The original Communications Data Bill was subject to analysis by a full parliamentary committee – and that parliamentary committee came out with a highly critical report, a report which ultimately led to the abandonment of the Bill.  By trying to bring it back now, seemingly virtually unchanged, the peers proposing the amendment are ignoring the committee and its findings – and as a consequence ignoring the whole process of parliamentary scrutiny.

8     Doing it at this time, in the run up to the election

To try to push through legislation like this in the run up to the election is in itself highly dubious tactics. Politicians have their minds on other things – and many of them may care much more about being re-elected than about whether the details of legislation to be passed are a good idea or not. Whether they ‘look’ good is what matters, and whether that makes them more electable. Right now, in the light of the anger and fear resulting from the Charlie Hebdo shootings, to oppose something that might make people safer, will be difficult – and may hinder the electoral prospects of MPs. This kind of thing has happened before – the way that the Digital Economy Act was passed in 2010 springs to mind – and again makes the timing of the bringing forward of the amendment feel very wrong

Why are they doing it this way?

The whole process – all these layers of opportunism – should make the alarm bells ring. This is a hugely significant piece of law – not just in terms of what it does but in terms of what it signifies, in terms of what kind of society we want to be living in, what kind of an internet we want to have. If we are going to make decisions like this, we should make them in careful, considered ways, weighing the evidence and seeking expert opinion. That’s the idea behind the parliamentary committee system, and the time it takes to bring laws in through normal procedures.

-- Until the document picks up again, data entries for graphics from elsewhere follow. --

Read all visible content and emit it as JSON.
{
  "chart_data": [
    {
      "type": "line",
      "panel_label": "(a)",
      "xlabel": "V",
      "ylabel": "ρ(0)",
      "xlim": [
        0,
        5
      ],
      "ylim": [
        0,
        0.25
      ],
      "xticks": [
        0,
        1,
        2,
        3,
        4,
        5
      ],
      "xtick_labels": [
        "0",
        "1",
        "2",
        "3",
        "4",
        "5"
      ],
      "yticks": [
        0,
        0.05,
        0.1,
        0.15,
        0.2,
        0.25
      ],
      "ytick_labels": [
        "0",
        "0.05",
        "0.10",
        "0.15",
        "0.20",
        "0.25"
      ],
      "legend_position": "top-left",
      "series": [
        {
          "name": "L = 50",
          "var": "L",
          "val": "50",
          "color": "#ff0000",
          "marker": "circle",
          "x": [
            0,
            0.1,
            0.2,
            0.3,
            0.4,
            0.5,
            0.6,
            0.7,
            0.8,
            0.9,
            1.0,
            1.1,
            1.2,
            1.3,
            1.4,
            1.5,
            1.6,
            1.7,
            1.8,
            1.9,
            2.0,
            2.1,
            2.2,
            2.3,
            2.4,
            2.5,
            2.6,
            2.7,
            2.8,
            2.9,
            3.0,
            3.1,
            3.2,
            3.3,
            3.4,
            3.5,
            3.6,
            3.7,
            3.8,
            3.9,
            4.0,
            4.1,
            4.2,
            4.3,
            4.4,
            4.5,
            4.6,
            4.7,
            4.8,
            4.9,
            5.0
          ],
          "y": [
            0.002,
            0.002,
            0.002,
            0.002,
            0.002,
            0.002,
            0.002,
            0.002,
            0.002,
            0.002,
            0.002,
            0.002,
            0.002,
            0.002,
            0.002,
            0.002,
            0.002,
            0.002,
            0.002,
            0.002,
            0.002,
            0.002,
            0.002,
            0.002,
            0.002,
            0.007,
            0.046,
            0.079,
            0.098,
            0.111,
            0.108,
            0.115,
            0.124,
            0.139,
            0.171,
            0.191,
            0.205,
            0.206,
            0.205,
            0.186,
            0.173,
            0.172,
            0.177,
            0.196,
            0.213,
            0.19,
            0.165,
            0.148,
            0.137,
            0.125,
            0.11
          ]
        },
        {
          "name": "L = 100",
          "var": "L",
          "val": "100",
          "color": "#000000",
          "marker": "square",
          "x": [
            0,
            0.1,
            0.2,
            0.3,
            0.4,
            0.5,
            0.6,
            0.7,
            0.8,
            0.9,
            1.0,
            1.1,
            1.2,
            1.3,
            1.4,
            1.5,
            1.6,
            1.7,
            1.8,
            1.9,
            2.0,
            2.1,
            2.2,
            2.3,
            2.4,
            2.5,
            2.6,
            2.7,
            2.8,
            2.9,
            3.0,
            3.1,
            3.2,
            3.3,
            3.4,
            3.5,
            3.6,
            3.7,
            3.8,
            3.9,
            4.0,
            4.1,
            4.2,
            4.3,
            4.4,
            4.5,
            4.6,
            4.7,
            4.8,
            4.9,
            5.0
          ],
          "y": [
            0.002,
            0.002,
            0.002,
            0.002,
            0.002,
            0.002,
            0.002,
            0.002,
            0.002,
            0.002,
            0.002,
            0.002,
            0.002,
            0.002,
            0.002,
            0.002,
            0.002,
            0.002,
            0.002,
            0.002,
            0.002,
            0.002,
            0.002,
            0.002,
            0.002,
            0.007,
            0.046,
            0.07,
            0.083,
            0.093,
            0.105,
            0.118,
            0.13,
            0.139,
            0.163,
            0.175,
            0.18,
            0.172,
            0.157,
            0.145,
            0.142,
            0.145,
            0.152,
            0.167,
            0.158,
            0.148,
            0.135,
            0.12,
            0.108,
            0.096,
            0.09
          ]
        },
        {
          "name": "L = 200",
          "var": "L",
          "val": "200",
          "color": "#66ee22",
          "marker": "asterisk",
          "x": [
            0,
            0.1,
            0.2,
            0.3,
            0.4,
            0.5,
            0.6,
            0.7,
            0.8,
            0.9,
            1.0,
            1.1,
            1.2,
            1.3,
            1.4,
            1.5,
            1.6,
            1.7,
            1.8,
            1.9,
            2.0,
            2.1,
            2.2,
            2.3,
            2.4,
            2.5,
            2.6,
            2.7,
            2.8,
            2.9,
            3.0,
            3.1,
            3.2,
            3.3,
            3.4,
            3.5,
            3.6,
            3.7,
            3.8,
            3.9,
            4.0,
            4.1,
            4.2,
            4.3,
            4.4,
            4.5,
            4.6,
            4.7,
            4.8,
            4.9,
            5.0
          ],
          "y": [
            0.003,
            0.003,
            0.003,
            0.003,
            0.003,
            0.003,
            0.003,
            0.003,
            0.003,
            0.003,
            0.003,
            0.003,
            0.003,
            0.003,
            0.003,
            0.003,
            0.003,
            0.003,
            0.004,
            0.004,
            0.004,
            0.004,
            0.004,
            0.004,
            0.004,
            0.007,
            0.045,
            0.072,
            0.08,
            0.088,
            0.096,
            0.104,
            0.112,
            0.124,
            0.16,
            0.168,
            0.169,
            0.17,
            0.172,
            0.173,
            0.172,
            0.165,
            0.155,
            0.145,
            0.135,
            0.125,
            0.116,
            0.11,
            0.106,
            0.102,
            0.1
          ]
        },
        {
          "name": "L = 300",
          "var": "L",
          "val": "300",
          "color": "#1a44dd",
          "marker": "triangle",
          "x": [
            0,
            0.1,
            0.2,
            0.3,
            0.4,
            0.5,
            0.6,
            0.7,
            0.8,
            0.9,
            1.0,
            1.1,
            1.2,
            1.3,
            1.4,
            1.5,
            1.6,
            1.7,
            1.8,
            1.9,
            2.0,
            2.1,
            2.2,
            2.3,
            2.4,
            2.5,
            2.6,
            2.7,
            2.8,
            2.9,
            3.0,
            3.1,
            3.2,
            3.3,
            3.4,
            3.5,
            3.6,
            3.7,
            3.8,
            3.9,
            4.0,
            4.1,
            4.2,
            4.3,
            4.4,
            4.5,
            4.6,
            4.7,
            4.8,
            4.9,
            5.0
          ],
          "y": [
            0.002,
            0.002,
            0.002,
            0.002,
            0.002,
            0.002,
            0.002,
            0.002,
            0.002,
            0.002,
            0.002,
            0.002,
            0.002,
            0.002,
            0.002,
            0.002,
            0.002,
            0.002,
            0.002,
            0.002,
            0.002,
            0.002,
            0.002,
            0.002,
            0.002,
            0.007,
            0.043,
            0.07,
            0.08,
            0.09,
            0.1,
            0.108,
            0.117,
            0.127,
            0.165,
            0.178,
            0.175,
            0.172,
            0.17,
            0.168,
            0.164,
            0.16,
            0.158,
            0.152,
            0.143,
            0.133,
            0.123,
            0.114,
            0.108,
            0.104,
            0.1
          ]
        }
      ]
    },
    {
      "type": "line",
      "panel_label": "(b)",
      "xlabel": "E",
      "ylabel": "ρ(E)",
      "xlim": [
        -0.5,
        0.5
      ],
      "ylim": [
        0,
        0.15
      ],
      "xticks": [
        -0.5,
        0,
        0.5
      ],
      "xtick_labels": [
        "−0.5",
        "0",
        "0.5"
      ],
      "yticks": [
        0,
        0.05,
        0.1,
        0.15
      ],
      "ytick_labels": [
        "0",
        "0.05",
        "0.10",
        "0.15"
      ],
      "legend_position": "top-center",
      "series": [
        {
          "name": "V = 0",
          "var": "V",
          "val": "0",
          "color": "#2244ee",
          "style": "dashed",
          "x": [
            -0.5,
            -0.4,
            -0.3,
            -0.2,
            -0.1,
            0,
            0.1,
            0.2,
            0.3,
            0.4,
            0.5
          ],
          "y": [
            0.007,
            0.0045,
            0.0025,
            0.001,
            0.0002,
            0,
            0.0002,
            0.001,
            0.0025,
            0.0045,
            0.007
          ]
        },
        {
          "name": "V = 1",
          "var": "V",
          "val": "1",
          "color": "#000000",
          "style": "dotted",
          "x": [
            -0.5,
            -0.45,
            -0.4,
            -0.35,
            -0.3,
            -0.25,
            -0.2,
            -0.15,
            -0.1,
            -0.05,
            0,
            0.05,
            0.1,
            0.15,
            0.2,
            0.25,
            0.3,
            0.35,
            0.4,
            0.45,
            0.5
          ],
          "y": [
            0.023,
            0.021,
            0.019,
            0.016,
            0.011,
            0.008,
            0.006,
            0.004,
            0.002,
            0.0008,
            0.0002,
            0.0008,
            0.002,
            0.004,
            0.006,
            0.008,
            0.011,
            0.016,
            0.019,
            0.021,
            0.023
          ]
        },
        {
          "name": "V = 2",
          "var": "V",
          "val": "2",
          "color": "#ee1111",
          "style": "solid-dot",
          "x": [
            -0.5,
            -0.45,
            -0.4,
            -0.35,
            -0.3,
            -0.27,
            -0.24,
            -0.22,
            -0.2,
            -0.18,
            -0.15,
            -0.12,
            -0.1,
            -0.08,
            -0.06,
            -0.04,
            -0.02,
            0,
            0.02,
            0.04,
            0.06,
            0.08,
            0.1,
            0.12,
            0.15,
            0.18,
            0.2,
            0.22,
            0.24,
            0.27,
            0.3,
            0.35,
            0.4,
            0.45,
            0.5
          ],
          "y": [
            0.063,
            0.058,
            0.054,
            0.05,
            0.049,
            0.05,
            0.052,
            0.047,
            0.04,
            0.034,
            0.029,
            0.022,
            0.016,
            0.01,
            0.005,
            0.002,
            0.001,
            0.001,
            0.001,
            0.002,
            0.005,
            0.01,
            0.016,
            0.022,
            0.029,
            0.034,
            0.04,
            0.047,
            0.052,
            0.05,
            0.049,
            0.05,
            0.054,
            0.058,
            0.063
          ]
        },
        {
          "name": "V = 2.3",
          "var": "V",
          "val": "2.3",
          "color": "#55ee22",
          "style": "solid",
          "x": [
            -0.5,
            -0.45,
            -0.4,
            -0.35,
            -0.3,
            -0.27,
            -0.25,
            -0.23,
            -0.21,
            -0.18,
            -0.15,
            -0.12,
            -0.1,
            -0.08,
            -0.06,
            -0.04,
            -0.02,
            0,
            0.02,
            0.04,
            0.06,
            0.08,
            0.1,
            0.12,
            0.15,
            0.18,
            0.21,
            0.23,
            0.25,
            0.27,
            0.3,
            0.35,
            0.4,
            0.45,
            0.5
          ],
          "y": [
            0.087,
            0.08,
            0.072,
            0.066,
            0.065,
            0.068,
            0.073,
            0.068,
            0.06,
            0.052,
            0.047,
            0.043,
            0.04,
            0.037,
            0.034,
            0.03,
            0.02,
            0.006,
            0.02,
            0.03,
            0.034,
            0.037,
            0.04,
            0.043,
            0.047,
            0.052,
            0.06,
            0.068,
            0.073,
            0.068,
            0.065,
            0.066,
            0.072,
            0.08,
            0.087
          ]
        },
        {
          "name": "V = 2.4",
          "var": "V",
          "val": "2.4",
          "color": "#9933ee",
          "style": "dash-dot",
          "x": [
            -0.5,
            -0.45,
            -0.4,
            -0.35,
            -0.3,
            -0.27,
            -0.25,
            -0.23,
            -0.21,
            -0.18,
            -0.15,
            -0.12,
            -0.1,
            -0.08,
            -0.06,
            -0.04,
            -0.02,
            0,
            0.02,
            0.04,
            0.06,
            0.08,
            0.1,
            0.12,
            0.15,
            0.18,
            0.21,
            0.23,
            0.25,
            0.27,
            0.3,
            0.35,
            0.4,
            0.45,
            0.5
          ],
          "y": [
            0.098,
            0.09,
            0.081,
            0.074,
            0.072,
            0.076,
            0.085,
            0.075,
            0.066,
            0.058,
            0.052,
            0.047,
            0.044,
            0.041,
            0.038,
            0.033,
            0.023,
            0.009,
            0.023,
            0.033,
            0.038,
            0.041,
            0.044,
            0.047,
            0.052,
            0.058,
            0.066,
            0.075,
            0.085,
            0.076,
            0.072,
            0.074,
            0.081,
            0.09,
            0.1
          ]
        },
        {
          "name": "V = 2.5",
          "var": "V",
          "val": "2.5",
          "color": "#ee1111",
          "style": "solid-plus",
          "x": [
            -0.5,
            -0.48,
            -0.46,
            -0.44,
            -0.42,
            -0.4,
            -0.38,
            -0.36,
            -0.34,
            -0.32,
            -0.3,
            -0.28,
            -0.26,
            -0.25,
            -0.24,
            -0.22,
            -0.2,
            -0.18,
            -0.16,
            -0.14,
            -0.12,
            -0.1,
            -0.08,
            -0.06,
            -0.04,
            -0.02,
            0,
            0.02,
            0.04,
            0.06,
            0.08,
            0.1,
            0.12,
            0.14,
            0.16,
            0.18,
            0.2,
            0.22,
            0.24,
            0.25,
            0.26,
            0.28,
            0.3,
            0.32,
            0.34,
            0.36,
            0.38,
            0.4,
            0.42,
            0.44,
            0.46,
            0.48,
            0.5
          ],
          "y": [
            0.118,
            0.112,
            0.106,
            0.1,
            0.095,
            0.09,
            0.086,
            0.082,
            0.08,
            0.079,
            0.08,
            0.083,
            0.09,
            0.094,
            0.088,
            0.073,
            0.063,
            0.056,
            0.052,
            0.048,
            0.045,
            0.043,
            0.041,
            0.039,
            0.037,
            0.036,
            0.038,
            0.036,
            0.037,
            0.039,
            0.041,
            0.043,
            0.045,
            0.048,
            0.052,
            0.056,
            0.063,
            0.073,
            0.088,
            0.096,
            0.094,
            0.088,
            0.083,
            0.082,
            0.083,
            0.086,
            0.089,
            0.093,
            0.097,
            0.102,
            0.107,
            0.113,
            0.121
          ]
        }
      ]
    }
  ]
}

Why, then, are these procedures being avoided, and why are these underhand methods being used? It is hard to escape the conclusion that it is because those pushing it are afraid that if it is given the appropriate amount of time, of attention, and of scrutiny, then it will once again be defeated, as it was the last time around. In the cold light of day, do we want to live in such a surveillance society? I’m not sure – but I do think that trying to make those decisions in this way, in the heat of the moment and without the opportunity to give proper thought and proper scrutiny, is a disastrous way to proceed. Those behind it should be ashamed.